Em 2017 mais brasileiros passaram a viver em imóveis cedidos, diz IBGE

Por causa da crise, mais de seis milhões moram sem pagar aluguel em imóveis emprestados. Pesquisa mostra um retrato dos lares brasileiros.

Um número maior de brasileiros passou a viver em imóveis emprestados no ano passado, principalmente por causa da crise. É o que mostra um levantamento do IBGE, que fez um novo retrato sobre os lares do país.

A Rua da Felicidade é uma tristeza só. O endereço da Dona Terezinha, na periferia da capital do Piauí, é um retrato do Brasil que ainda tem carências básicas. A rua não tem asfalto, não tem coleta de lixo, não tem água encanada, não tem rede de esgoto.

“Eu costumo dizer que só temos alguma cidadania por causa da energia. Nas outras coisas, a gente vive numa total miséria. Não tenho um banheiro para me banhar, tenho que pedir a um vizinho”, diz Terezinha Diego Rodrigues.

De 2016 para 2017, o país praticamente não expandiu a rede de esgoto, que só chega a 66% das casas brasileiras.

Sem avanços, o Brasil continua longe de alcançar um dos objetivos do desenvolvimento sustentável traçados pela ONU: chegar a 2030 com saneamento básico para todos.

Dona Terezinha é um exemplo de um país de contradições. Ela ainda lava a louça com água armazenada em baldes, mas se comunica pelo celular. O aparelho está presente em 92% dos domicílios e já tirou espaço do computador e do telefone fixo, que está desaparecendo das casas brasileiras. O velho aparelho só resiste em um terço delas.

Na casa da Desyrée, parece até peça de museu: “Por uma questão cultural a gente acaba não aposentando, mas acho que daqui a alguns anos isso vai acontecer mesmo”.

Ela mora no Rio de Janeiro, numa casa onde pode colher caju do próprio quintal. E não é a única vantagem que ela tem. A Desyrée não é proprietária da casa nem paga aluguel. O imóvel é da família, que emprestou para ela morar num momento de muitas mudanças na vida e de crise no país. E o número de brasileiros vivendo assim cresceu.
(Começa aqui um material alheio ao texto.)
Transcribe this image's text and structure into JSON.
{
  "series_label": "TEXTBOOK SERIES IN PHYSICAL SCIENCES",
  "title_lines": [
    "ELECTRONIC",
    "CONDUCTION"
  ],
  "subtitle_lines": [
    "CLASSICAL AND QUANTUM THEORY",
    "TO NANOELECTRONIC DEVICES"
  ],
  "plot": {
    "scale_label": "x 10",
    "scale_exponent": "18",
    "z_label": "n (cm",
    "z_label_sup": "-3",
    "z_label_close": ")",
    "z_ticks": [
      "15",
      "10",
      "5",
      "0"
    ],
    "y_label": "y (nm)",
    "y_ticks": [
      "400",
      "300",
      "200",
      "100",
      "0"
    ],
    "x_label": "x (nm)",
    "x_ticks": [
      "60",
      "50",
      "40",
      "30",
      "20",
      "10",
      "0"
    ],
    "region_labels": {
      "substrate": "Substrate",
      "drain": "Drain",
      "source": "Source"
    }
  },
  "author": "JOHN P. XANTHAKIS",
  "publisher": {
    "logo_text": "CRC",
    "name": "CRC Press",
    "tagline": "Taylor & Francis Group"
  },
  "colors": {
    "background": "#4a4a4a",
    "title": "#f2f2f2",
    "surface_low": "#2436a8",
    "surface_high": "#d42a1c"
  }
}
A história de Desyrée ajuda a explicar os números do IBGE. Dos quase 70 milhões de domicílios do país, mais de seis milhões estão cedidos para outras pessoas – por parentes, amigos ou empresas a funcionários. O aumento foi de 7% de 2016 para 2017.

“Isso tem a ver com menor renda e um desemprego muito maior que a gente verificou nos últimos dois anos, e esse desemprego maior gera uma renda menor para a população e, consequentemente, se buscam alternativas menos onerosas”, diz o economista Mauro Rochlin.

Poder morar de favor ajudou Desyrée a criar coragem de abrir o próprio negócio, mesmo durante a crise. E como o escritório também funciona dentro de casa, é mais um aluguel que ela economiza. “Se eu não tivesse essa união familiar, das pessoas entenderem, abraçarem minha causa e meu sonho, e me abrirem essa oportunidade, talvez eu não estivesse hoje realizando essas coisas”, acredita ela.

A pesquisa também mostra que o número de imóveis alugados do país aumentou. E aqueles em que o morador é o proprietário, mas ainda está pagando as prestações, diminuíram 4,5%.

“Ou é porque esses imóveis já foram quitados, ou porque tem menos gente entrando em novos financiamentos, ou ainda porque essas pessoas podem não ter conseguido continuar pagando e se desfizeram desses imóveis”, afirma a pesquisadora do IBGE Maria Lúcia Vieira.

Com o dinheiro que está economizando, a Desyrée quer comprar um apartamento no futuro. Mas vai ter para sempre uma dívida de gratidão com a família, que vai pagando como pode. Por enquanto, com moedas que têm valor afetivo. “Minha tia tem a chave, minha mãe tem a chave… Eles vêm aqui, pegam caju e já saem comendo do pé. O pagamento é em caju”, diverte-se ela.